Due to the MDT clinic, 62% of patients needed only 1 visit for care coordination. Treatment delays were evaluated for both radiation therapy and surgery. The median delay from date of biopsy to the start of radiation treatment was 39 days after MDT initiation, which was an improvement from the 108 days before MDT initiation. The median delay from clinic visit to the start of radiation treatment was 24 days and the median delay from clinic visit to surgery was 31 days.
"With this model, we've shown that the MDT approach works in a resource-limited setting and actually helps address several challenges providers face," Grover said. "Many of our patients must travel long distances or face other barriers that prevent them from returning to the clinic for multiple visits. Offering patients a comprehensive treatment plan during 1 clinic visit is a game-changer."

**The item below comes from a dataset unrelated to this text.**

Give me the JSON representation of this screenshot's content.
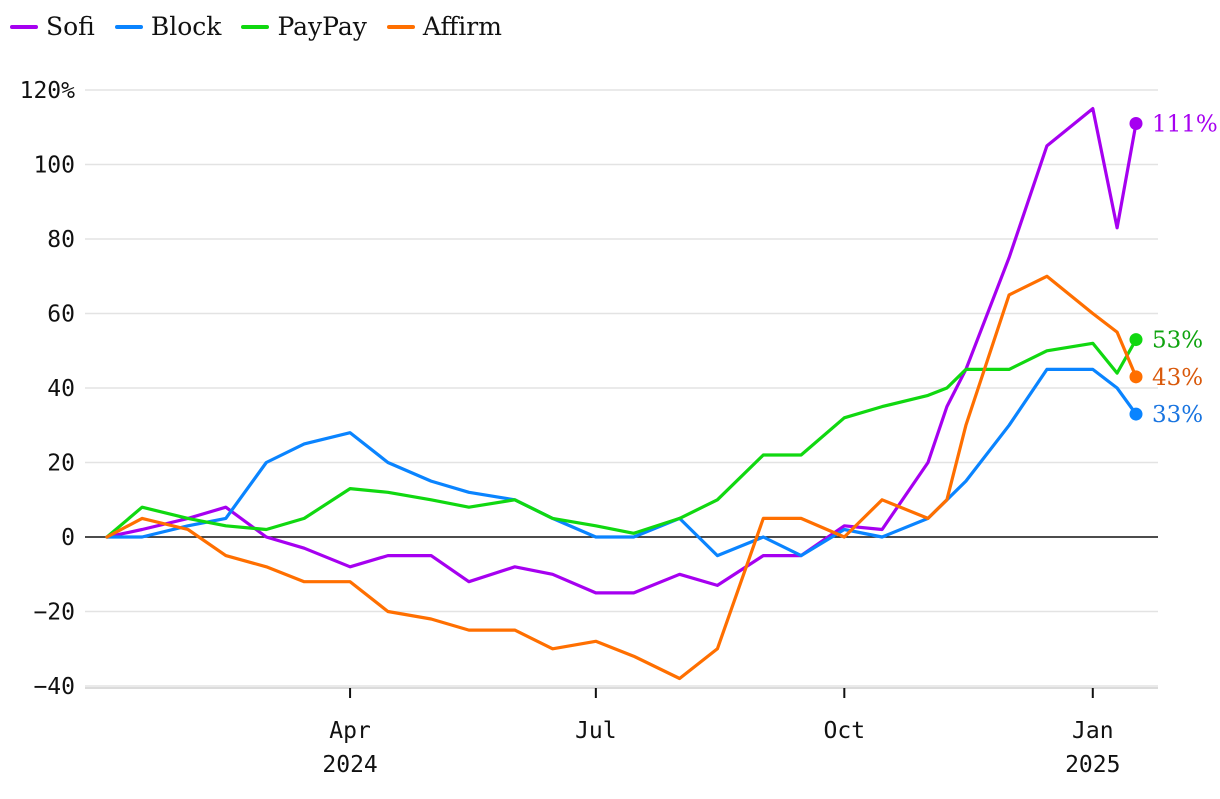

The time from diagnosis to the start of radiation treatment was reduced by more than half following the initiation of these clinics. Due to the remaining 38.5% of patients needing more than 1 visit to the clinic, it suggests that 1 visit was generally sufficient in facilitating a patient’s navigation through the system.
Similar MDT clinic models are being observed for head and neck cancer, palliative care, and breast cancer in Botswana. There is a follow-up clinic being piloted where all patients treated with gynecologic cancer are seen after treatment or until signs of toxicities or recurrence appear. All patients treated in the MDT clinic will be linked to this new clinic and will receive regular communication about follow-up care.
"What this approach really shows is the importance of integrated care and treatment models," Grover said. "We hope our MDT model will be applied on a broad scale across many different illnesses and clinics in resource-limited settings worldwide."
Grover S, Chiyapo SP, Puri P, et al. Multidisciplinary Gynecologic Oncology Clinic in Botswana: A Model for Multidisciplinary Oncology Care in Low- and Middle-Income Settings [published online before print February 8, 2017]. J Glob. Oncol. doi:10.1200/JGO.2016.006353.